When news of the Repeal of the Stamp Act (1766) reached America, cities erupted in celebration. Within a year, however, Charles Townshend, a strong supporter of the Stamp Act, “turned again to the idea of an American tax. But this time he would hold the colonists to their word” (Langguth, 92). He demanded tighter control over American customs and when New York quarreled with the 1766 Quartering Act, retaliated with the Restraining Act (1767). Colonists responded to his series of Townshend Acts “by mobilizing a boycott of British imports” (Schama, 462) and “a new period of agitation began” (Morison, xv). This outstanding collection continues its unfolding of the awakening Revolution not only with these pivotal laws, but also its inclusion of the 1770 Repeal of the Townshend Revenue Act, the Quebec Act (1774) and the Tea Act (1773), which incited yet another battle over taxation without representation. To Benjamin Rush, British ships entering Boston harbor, filled with tea, contained “‘something worse than death—the seeds of SLAVERY’… Boston instantly turned into a revolutionary hothouse” that produced, on one memorable October night, the legendary Boston Tea Party. To John Adams, the patriots’ “Destruction of the Tea is so bold, so daring, so firm, intrepid and inflexible, and it must have so important Consequences and so lasting, that I cannot but consider it as an Epocha [sic] in History’” (Schama, 469). Britain countered with the Intolerable Acts (1774)—“inflaming English public opinion, strengthening the ‘die-hard’ element in Cabinet and Parliament, and producing an unwise attempt at punishment and cure… but instead of isolating Massachusetts, as had been hoped, these Acts demonstrated a parliamentary power more dangerous to colonial liberty than mere taxing: and thus rallied 12 continental colonies to Massachusetts” (Morison, xxxiv).
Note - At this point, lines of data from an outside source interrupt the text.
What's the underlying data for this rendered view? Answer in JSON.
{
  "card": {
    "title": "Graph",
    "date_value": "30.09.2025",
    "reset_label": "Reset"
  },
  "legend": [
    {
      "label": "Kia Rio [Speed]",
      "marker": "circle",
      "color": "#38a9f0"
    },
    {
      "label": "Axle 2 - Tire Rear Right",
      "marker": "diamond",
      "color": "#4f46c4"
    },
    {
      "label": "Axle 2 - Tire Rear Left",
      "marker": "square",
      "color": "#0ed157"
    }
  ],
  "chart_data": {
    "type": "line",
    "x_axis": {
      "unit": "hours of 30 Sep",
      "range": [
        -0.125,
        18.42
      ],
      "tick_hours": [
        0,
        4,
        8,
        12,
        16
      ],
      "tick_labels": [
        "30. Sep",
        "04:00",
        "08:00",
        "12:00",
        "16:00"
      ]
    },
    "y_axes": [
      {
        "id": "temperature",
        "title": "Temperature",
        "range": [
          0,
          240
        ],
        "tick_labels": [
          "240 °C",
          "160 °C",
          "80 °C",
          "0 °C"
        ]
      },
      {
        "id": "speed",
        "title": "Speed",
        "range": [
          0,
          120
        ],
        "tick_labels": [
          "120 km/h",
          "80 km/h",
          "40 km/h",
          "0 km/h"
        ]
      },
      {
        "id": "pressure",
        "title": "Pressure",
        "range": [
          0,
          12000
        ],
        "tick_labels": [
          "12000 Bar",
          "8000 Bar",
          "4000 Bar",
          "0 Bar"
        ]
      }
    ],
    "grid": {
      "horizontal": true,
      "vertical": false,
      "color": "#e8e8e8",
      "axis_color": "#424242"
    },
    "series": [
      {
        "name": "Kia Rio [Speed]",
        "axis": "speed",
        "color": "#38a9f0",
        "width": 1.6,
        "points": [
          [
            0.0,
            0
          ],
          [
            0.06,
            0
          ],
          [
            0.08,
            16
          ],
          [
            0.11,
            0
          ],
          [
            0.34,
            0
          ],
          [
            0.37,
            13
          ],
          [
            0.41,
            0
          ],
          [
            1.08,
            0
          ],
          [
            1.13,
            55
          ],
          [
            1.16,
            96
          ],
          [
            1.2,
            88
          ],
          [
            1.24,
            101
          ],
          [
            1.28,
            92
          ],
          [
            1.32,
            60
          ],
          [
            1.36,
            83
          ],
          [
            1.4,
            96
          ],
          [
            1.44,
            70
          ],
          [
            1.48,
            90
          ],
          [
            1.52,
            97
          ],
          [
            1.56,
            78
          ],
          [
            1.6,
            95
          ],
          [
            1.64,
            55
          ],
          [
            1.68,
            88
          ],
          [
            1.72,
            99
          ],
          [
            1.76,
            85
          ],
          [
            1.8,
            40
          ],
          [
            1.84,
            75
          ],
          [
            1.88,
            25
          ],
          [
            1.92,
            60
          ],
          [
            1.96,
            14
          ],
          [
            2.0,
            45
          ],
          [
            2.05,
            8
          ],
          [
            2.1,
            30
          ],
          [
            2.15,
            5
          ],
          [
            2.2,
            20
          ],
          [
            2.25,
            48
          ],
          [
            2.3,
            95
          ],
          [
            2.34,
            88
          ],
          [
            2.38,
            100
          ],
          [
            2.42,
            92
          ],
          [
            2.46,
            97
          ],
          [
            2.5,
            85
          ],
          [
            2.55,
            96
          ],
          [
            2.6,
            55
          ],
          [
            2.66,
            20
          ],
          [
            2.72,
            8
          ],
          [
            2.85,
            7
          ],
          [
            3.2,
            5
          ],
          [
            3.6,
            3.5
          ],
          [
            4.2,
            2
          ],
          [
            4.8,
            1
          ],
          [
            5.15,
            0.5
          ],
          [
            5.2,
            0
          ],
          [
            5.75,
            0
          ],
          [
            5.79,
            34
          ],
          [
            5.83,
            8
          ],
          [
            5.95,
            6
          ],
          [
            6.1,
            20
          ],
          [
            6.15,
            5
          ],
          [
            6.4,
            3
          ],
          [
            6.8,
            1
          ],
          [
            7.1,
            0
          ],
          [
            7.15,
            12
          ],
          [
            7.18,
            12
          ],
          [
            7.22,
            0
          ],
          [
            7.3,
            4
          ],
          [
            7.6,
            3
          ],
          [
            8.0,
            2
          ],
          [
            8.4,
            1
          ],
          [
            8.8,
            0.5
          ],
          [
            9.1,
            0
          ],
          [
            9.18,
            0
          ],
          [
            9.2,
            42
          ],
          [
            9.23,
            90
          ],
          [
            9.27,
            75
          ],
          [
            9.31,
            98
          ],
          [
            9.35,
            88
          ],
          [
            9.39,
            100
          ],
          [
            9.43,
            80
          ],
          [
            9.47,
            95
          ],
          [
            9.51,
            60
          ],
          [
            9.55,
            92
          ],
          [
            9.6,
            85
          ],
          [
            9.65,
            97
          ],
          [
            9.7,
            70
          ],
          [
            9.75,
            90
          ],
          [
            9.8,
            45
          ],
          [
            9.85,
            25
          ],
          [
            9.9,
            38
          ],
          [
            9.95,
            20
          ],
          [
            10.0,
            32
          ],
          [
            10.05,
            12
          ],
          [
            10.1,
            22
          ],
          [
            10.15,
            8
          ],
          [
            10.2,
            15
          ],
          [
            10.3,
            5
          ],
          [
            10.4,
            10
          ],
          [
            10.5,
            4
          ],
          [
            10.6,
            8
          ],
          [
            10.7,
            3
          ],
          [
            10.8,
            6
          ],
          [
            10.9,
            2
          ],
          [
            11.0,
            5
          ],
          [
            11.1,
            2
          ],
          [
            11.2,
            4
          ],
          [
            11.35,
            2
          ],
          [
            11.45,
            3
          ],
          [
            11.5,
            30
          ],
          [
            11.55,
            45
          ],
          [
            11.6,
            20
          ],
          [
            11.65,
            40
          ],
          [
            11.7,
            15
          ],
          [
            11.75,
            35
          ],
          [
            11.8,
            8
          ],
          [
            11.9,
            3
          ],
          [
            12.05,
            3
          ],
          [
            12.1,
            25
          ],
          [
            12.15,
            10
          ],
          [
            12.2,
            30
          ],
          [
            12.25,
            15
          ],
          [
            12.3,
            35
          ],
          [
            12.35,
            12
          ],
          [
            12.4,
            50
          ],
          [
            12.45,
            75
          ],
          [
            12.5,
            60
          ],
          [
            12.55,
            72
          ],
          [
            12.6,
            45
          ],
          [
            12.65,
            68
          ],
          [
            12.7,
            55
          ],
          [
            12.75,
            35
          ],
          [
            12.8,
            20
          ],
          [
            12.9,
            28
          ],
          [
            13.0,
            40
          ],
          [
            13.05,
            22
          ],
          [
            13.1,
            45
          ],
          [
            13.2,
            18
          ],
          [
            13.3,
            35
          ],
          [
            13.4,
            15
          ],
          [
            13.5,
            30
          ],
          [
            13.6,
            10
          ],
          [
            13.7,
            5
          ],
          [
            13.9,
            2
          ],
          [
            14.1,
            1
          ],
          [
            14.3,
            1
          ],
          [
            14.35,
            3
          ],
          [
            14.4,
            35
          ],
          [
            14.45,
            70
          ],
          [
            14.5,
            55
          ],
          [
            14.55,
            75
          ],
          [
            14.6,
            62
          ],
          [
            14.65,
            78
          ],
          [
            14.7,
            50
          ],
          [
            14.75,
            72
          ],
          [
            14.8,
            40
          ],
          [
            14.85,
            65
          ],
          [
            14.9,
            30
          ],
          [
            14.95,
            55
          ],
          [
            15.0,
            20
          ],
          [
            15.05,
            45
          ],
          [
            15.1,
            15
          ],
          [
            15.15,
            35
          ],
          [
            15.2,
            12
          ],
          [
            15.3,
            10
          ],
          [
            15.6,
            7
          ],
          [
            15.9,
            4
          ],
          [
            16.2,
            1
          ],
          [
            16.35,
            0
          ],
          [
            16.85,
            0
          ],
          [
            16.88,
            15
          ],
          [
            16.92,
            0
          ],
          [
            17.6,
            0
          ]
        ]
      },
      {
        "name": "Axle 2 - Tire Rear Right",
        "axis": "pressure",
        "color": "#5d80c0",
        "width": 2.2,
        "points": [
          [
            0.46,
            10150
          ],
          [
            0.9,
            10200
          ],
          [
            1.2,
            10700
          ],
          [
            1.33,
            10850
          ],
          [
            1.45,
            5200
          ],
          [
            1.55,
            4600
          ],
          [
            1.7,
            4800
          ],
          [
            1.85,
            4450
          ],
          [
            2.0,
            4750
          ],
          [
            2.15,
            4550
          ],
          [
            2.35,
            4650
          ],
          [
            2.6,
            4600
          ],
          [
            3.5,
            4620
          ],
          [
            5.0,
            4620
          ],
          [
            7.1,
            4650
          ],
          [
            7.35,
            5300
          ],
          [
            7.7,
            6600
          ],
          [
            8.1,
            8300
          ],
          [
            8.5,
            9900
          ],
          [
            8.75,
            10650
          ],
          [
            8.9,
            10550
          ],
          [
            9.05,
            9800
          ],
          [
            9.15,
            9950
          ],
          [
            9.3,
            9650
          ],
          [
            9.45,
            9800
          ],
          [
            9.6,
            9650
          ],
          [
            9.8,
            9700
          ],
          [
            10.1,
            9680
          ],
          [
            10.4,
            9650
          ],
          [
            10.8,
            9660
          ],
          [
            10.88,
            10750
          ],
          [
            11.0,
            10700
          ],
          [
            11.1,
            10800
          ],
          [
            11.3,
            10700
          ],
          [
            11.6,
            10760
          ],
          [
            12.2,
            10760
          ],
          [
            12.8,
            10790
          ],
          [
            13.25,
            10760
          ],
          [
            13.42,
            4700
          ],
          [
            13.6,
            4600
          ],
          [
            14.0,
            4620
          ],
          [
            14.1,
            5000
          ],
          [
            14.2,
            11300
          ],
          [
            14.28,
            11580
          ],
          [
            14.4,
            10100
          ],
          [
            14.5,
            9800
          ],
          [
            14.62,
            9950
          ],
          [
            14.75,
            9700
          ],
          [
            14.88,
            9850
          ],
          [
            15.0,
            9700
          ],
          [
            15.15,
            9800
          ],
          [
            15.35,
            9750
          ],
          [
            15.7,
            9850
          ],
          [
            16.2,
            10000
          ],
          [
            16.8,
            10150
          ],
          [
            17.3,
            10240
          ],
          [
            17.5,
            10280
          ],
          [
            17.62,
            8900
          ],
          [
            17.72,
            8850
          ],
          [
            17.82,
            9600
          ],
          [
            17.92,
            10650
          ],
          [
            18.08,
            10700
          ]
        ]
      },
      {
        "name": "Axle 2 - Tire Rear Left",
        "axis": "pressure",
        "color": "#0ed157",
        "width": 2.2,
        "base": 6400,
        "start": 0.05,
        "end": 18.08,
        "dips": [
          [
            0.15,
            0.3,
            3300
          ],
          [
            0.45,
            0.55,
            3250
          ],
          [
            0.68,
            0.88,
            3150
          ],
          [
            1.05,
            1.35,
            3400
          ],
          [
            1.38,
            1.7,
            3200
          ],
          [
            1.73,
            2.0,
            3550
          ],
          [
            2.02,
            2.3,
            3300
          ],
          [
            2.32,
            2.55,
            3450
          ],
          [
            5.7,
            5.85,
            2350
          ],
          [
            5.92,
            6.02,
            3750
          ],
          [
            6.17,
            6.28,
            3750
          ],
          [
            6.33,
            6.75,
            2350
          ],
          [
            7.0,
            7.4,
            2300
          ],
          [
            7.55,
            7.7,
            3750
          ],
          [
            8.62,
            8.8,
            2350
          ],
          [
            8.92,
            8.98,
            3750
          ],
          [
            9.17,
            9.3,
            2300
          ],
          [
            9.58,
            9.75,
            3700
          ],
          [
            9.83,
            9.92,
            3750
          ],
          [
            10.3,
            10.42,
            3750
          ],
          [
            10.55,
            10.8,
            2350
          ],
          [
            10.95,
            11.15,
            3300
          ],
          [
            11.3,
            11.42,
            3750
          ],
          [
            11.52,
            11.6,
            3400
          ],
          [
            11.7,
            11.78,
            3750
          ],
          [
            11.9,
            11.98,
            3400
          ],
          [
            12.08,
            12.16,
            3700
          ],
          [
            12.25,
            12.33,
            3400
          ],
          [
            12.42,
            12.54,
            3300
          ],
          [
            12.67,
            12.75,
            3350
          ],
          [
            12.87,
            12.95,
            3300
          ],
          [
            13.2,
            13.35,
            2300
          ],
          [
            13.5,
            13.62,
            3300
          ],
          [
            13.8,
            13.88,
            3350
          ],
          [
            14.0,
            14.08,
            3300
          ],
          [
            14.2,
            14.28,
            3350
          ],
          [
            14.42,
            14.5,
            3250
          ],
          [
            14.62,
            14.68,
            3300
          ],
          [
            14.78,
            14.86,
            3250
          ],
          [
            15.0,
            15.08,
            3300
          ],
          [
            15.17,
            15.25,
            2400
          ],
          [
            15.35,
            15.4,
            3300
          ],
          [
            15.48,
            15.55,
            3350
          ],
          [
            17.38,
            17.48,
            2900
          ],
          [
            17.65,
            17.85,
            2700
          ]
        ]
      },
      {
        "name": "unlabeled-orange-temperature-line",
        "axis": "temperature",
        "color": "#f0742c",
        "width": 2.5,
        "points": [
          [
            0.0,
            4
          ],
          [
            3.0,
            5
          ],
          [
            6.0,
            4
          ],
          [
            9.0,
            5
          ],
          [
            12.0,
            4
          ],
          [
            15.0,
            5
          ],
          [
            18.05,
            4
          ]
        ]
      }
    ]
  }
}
War began on April 19, 1775 at Lexington and Concord and, as America began its long struggle for independence, Parliament issued the American Prohibitory Act of 1776, at once signaling the end of any hope of reconciliation and the beginning of the war in earnest. Along with that law, this collection further includes important wartime acts, such as that authorizing ship commanders to “take or make Prize” of enemy ships, and the High Treason Act and the Captures Act, all passed in 1777, together with a law on prisoners of wars and the Peace Act of 1782. As American independence loomed, a series of belated, ineffectual conciliatory acts were passed—and in 1783 Parliament acknowledged its former colony, for the first time, as “the United States of America.” First editions, first printings, of 30 Revolutionary War acts from the Sessional Volumes of Parliament, preceding all American printings. Acts printed prior to 1796 are extremely scarce, since the maximum number printed was only around 1100 copies (see Report of the Committee for the Promulgation of the Statutes, 1796).
Very light scattered foxing. A truly outstanding, about-fine collection of Revolutionary War acts.